RIS ID

61110

Publication Details

Upton, D. R. & Arrington, C. E. (2011). Race Matters: Whether We Know It, or Like It, or Not: Implicit Racial Attitudes and Their Effect on Accounting-Based, Balanced Scorecard Performance Evaluations. Critical Perspectives on Accounting Conference (pp. 1-63). Florida: Elsevier.

Abstract

One of the dominant themes in critical accounting theory over the past two decades has to do with the relation between the construction of human identities and accounting discourse and practices. Though with strong antecedents in Marxist –inspired critique of ideology, genealogical studies (e.g., Miller & O’Leary, 19XX), deconstructive studies (e.g., Shearer & Arrington, 19XX), and critical-rational studies (e.g., Power & Laughlin, 19XX) are examples of different theoretical and methodological ways to probe the constructive force of accounting over human identity and subjectivity.

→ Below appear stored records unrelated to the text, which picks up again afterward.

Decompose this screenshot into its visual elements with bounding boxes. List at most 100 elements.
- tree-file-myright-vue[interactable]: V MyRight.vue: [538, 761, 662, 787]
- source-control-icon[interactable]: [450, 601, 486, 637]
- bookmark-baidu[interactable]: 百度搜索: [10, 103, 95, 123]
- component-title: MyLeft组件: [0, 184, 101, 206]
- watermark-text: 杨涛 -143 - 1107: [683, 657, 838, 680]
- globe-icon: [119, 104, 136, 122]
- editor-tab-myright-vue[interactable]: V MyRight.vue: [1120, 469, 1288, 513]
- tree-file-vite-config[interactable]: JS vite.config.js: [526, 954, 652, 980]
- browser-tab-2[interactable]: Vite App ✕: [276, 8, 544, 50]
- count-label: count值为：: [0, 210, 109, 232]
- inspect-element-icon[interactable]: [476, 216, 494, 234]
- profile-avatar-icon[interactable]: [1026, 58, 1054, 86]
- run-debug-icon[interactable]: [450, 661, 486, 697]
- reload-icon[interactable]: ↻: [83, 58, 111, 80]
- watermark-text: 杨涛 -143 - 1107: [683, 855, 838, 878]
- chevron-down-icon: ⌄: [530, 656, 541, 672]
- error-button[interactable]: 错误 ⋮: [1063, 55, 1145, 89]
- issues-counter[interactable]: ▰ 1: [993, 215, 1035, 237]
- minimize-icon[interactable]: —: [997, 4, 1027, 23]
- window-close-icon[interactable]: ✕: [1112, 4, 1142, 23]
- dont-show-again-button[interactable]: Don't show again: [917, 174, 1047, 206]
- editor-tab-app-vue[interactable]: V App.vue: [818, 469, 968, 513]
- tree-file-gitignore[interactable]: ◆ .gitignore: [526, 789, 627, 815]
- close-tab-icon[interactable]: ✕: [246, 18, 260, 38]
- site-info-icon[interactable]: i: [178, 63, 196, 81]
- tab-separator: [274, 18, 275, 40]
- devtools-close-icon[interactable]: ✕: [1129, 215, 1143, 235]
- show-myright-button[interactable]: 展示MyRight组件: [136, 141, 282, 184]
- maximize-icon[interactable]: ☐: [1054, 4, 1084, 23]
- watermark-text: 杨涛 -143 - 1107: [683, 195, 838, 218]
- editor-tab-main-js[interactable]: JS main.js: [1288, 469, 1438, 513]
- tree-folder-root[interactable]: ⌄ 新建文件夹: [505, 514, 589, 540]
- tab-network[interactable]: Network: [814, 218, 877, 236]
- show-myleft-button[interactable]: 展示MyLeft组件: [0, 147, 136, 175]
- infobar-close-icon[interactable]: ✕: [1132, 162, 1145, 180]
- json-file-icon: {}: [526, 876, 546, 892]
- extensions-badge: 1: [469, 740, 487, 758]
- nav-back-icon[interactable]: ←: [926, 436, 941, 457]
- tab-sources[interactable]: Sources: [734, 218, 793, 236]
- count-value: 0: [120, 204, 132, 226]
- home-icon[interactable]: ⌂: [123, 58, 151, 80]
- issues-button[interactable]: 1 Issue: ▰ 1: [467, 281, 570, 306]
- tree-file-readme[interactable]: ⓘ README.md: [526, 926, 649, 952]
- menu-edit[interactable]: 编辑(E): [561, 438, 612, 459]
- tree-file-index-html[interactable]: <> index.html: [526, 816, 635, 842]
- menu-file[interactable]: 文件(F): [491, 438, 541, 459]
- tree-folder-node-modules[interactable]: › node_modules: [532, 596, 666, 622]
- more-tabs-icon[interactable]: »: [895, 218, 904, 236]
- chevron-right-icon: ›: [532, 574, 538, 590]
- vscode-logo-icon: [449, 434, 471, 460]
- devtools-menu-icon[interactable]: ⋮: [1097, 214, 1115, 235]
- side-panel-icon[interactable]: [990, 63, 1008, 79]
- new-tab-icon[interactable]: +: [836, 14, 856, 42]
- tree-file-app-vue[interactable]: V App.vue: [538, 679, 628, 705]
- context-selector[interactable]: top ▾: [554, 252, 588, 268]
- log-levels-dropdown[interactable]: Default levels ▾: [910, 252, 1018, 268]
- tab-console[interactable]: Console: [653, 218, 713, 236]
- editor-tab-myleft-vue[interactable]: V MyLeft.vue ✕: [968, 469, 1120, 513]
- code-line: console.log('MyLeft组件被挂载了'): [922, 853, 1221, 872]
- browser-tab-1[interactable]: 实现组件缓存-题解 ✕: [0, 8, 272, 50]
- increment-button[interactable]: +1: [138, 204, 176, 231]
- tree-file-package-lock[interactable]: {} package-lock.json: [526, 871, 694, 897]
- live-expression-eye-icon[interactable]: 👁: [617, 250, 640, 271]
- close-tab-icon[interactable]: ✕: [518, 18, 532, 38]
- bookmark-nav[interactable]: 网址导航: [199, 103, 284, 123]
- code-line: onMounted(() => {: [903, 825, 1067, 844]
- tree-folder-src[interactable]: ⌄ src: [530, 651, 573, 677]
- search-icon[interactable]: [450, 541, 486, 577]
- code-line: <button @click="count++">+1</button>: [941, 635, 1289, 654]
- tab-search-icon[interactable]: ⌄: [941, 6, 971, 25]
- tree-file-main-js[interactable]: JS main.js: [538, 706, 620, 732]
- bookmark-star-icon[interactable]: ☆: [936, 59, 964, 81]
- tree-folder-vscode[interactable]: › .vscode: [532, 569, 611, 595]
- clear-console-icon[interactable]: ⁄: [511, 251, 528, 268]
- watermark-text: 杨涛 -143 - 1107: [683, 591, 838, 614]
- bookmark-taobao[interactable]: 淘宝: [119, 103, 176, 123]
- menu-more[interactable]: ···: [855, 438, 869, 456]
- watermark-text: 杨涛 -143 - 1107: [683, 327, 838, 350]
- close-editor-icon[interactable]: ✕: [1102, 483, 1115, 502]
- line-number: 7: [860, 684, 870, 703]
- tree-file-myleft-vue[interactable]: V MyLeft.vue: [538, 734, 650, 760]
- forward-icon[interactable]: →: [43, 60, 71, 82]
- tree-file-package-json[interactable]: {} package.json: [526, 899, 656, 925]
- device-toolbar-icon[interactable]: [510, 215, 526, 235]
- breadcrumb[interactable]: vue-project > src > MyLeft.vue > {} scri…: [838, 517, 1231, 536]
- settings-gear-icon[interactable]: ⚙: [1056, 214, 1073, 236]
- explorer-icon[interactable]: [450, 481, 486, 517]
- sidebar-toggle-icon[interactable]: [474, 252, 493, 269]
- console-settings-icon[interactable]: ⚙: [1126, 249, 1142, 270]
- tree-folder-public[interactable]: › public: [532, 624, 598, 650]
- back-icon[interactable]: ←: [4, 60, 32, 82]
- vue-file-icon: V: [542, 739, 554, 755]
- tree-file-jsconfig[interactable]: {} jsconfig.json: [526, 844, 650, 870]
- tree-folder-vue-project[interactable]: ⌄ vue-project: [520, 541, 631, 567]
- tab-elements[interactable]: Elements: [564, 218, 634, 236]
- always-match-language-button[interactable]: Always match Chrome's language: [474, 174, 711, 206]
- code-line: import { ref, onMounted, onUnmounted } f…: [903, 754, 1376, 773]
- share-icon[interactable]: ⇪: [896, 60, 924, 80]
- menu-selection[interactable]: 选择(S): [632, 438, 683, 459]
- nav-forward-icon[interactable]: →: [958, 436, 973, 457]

This paper offers a fourth approach grounded in social-cognitive concerns with ways in which implicit attitudes, or more broadly tacit habits of mind, enhance our tendencies to let rationally irrelevant criteria (like race, gender, and class) influence our evaluation of others. The paper reports on the results of an empirical, lab-based study of balanced scorecard evaluations and bonus allocations where race is a treatment effect and where the well-established tenets of Implicit Association Testing (IAT) are used to reveal that there are, indeed, propensities to unwillingly let racial prejudice enter into our accounting-based evaluations of others. These tendencies are more pronounced for some dimensions of the balanced scorecard than they are for others.